En los últimos años, se ha hecho evidente que un fenómeno llamado splicing alternativo es una de las razones por las que genomas humanos pueden producir tal complejidad con tan pocos genes. Los genes humanos contienen tanto ADN-exones codificantes como ADN no codificante. En algunos genes, diferentes combinaciones de exones pueden llegar a ser activos en momentos diferentes, y cada combinación produce una proteína diferente. El splicing alternativo se ha considerado durante mucho tiempo como un hipo (salto) raro durante la transcripción, pero los investigadores han llegado a la conclusión de que puede ocurrir en la mitad (algunos dicen que en todos) de nuestros genes. Esta afirmación conduce a un largo camino para la explicación de cómo tan pocos genes pueden producir cientos de miles de proteínas diferentes. Pero la manera en que la maquinaria de transcripción decide qué partes de un gen lee en un momento determinado es todavía en gran parte un misterio.

Lo mismo podría decirse de los mecanismos que determinan qué genes o conjuntos de genes están activados o desactivados en momentos y lugares particulares. Los investigadores están descubriendo que cada gen necesita un elenco de centenares de soportes para conseguir hacer su trabajo. Ello incluyen proteínas que desactivan o activan un gen, por ejemplo, mediante la adición de grupos acetilo o metilo al ADN. Otras proteínas, denominadas factores de transcripción, interactúan con los genes más directamente: se unen a sitios de reposo situados cerca del gen bajo su control. Al igual que con splicing alternativos, la activación de las diferentes combinaciones de los puntos de reposo hacen posible un exquisito control de la expresión génica, pero los investigadores todavía tienen que averiguar exactamente cómo todos estos elementos reguladores funcionan realmente o cómo encajan en el splicing alternativo.

En la última década, los investigadores han llegado a apreciar el papel clave desempeñado por las proteínas de la cromatina y el ARN en la regulación de la expresión génica. LAs proteínas de la cromatina son esencialmente el embalaje para el ADN, la conformación de cromosomas en espirales bien definidas. Cambiando un poco la forma, la cromatina puede exponer diferentes genes a la maquinaria de transcripción.

Los genes también bailan al son del ARN. Moléculas de ARN pequeñas, muchos menores de 30 bases, ahora comparten protagonismo con otros genes reguladores. Muchos investigadores que una vez se centraron en el ARN mensajero y de otras moléculas de ARN relativamente grandes en los últimos 5 años han dirigido su atención a estos primos más pequeños, incluidos los microRNA y pequeños ARN nucleares. Sorprendentemente, los ARN de estas diversas formas suprimen y alteran de otras formas la expresión de los genes. También son claves para la diferenciación celular en organismos en desarrollo, pero los mecanismos no se entienden completamente.
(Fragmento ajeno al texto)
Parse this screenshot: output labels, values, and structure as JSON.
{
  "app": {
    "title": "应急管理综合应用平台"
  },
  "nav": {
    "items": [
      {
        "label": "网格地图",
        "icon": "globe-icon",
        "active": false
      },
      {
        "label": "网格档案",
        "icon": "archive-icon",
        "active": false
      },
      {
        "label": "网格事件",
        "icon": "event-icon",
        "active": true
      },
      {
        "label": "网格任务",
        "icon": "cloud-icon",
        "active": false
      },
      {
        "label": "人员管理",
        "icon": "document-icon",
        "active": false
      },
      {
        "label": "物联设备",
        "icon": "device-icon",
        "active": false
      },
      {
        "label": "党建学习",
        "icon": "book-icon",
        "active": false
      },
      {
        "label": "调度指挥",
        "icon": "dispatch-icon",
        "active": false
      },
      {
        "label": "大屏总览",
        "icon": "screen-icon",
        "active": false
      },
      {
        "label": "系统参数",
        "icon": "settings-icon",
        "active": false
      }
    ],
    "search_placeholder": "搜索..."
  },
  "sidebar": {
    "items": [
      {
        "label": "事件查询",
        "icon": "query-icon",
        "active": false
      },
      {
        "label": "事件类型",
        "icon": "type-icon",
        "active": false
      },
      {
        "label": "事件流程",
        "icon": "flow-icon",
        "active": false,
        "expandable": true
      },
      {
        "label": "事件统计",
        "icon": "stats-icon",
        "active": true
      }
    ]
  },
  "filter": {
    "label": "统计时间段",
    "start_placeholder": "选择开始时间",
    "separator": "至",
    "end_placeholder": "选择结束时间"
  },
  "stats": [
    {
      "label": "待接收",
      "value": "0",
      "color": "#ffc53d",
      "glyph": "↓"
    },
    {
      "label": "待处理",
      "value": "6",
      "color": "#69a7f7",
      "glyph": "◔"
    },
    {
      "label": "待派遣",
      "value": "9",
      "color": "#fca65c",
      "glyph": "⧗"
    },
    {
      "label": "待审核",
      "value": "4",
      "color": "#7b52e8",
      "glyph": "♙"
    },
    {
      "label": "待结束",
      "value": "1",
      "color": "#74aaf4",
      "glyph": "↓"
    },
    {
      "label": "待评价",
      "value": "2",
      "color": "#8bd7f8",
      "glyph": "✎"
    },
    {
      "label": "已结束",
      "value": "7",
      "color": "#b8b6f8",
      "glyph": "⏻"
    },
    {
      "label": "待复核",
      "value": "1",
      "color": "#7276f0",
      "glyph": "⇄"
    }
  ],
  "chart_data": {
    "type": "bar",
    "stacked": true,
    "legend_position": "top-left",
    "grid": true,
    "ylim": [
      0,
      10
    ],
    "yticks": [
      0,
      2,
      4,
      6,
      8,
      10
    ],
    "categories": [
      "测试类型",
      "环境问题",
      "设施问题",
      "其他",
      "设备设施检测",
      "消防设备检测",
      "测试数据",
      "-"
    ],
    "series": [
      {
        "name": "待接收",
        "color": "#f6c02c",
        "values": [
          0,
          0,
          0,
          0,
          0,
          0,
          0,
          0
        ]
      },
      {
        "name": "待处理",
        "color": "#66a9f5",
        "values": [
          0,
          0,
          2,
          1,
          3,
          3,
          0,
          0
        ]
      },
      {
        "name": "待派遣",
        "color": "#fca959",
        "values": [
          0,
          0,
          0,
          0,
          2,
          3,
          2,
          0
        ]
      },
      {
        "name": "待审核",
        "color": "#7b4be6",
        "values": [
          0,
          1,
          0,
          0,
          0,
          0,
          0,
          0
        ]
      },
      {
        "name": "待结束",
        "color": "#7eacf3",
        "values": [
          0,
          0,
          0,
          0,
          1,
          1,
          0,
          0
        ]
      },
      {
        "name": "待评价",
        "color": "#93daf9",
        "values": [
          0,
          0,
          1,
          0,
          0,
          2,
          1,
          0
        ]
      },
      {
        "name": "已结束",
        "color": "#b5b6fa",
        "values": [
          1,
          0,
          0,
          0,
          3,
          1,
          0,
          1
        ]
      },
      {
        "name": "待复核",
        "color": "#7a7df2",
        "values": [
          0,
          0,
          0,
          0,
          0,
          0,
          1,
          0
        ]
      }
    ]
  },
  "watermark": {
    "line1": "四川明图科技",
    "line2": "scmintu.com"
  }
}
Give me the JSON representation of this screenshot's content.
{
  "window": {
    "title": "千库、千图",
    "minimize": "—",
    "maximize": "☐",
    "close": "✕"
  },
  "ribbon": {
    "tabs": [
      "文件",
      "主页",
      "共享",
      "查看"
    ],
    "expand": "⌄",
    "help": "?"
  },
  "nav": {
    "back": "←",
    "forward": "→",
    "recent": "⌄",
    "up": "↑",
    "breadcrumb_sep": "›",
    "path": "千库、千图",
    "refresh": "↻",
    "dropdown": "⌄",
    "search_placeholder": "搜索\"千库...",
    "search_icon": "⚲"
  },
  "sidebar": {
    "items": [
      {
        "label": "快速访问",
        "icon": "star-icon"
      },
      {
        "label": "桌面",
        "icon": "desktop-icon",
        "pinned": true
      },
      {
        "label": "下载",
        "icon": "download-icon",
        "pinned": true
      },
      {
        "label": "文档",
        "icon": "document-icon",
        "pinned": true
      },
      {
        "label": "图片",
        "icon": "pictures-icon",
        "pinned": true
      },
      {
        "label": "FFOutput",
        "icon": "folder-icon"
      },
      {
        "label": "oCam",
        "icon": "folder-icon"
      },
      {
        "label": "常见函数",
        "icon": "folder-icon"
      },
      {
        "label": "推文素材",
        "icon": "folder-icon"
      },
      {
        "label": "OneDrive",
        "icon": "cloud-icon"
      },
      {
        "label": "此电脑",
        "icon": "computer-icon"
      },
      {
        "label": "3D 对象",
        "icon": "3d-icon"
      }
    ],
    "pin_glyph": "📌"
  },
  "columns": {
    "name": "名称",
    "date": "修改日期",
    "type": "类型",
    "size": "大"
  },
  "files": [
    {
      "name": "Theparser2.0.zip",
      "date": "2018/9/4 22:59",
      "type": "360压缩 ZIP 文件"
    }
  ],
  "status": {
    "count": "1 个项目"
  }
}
Los investigadores han hecho enormes avances en la localización de estos diversos mecanismos. Haciendo coincidir los genomas de organismos de diferentes ramas en el árbol evolutivo, los genomicistas han localizado regiones reguladoras y han obtenido una visión de cómo evolucionaron mecanismos como el splicing alternativo. Estos estudios, a su vez, deberían arrojar luz sobre cómo funcionan estas regiones. Los experimentos en ratones, con la adición o supresión de las regiones reguladoras y la manipulación del ARN manipulación, así como los modelos informáticos también deberían ayudar. Pero la pregunta central es probable que se mantenga sin resolver durante mucho tiempo: ¿cómo todas estas características se funden juntos para hacer de nosotros un todo?